Their parents are preoccupied with the serious business of Getting Ready For Canberra.

The Co-Pilot flies over at Easter because his Fremantle-based choir, Voicemale, will be performing at the National Folk Festival. Their set is around the theme “A New Agenda”. They are thinking of their all-male blokey group singing “Sisters are Doing it for Themselves“. As I write this, there is the “thump, thump,thump” of someone keeping time upstairs as he arranges “Brass in Pocket“. So lots of singing and practice and co-ordination for him until April.

ozflylib.jpg

Me..well, I’m busy making movies and taking snapshots in Second Life. I’ll be in Canberra for something else in early February. To calm my nerves and kill some time, I emailed Matthew Stuckings at the National Library to ask whether I could meet someone to chat about what we’ve been doing with the Australian Libraries Building in Second Life.

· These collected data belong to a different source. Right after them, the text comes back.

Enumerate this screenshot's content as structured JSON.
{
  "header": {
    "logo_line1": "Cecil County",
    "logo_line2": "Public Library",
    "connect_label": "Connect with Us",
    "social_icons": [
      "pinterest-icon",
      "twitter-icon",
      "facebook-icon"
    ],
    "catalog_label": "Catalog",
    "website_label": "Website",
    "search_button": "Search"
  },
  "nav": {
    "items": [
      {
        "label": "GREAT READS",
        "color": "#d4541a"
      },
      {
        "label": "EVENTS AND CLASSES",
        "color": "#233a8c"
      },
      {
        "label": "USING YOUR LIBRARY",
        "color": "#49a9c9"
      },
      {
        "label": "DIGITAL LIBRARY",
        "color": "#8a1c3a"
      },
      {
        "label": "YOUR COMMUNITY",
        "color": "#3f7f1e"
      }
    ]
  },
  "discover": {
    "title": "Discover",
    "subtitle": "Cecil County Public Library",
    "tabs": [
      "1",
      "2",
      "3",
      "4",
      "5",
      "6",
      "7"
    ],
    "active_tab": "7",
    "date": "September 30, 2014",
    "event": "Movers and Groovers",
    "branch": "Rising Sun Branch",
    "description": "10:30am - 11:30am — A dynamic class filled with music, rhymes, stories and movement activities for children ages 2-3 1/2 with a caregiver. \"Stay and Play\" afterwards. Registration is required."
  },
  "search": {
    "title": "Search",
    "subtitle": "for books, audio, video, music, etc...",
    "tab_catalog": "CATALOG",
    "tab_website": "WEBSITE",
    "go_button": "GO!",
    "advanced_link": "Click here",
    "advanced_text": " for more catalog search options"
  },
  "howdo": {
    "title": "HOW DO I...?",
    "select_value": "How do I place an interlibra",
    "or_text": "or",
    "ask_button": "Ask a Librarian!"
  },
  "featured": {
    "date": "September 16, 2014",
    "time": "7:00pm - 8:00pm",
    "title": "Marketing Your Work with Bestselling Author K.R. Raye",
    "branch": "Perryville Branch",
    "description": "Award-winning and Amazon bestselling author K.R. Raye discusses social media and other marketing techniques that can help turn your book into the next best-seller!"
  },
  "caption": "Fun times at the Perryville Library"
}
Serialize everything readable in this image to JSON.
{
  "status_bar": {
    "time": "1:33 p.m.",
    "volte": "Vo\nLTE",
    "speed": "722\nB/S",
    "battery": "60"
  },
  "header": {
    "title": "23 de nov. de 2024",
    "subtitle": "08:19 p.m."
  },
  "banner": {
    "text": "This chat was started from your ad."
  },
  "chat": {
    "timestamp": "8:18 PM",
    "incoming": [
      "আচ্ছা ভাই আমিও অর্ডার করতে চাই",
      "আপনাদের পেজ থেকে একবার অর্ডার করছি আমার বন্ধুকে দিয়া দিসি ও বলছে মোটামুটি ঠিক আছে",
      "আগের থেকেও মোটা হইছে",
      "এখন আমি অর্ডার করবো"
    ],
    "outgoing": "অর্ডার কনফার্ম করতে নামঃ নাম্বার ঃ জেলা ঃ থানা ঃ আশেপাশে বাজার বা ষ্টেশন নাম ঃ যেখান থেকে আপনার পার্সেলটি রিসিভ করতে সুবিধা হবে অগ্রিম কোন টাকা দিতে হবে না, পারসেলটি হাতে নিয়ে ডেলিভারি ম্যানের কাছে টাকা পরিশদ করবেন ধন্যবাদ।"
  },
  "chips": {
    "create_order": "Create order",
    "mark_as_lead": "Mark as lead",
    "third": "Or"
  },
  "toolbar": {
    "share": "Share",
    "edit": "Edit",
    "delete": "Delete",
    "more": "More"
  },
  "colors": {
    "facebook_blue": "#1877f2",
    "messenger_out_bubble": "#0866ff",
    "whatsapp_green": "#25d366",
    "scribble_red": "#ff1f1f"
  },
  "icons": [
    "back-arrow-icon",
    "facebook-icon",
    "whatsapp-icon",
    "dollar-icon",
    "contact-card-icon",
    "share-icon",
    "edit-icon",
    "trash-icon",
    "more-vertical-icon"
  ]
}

Well…they were interested, and now I’ll be giving a public talk about Second Life as part of their “Digital Culture” series, on Wednesday February 14th 12:30pm – 1:30pm in the Library Theatre.

If it was on any other topic, I’d be really daunted. I was daunted..but I decided to do it partly because it’s a really invigorating topic for me…and I know enough about it to talk for an hour (half an hour plus questions!)..and I’d love to see people’s faces as they experience SL for the first time. And… an hour after it was suggested to me, I read Ivan Chew’s post about “chickening out” of being on blogTV.SG.

In my talk, I’ll be pointing out that Second Life provides new chances to collaborate. It’s been illustrated by the four or five generous Second Life Librarians who have shared with me their power point slides they used for live presentations. If anyone reading this has any ideas of what I should include or what they think people would want to know, feel free to contact me.

I’m doing a practice run at MPOW on February 9th for WA academic librarians. I hope to do a live demo for both talks, but am getting together lots of movies and snapshots as backup for both. (Hence my new toy).

The talk is titled “Flying Librarians of Oz: What’s all the fuss about Second Life and what’s it got to do with libraries?“. More info on the NLA Events page. (Now, if I’ve used Cite Bite properly, that link should go to the page, then magically jump down to a yellow highlighted heading, “Digital Culture Talk.)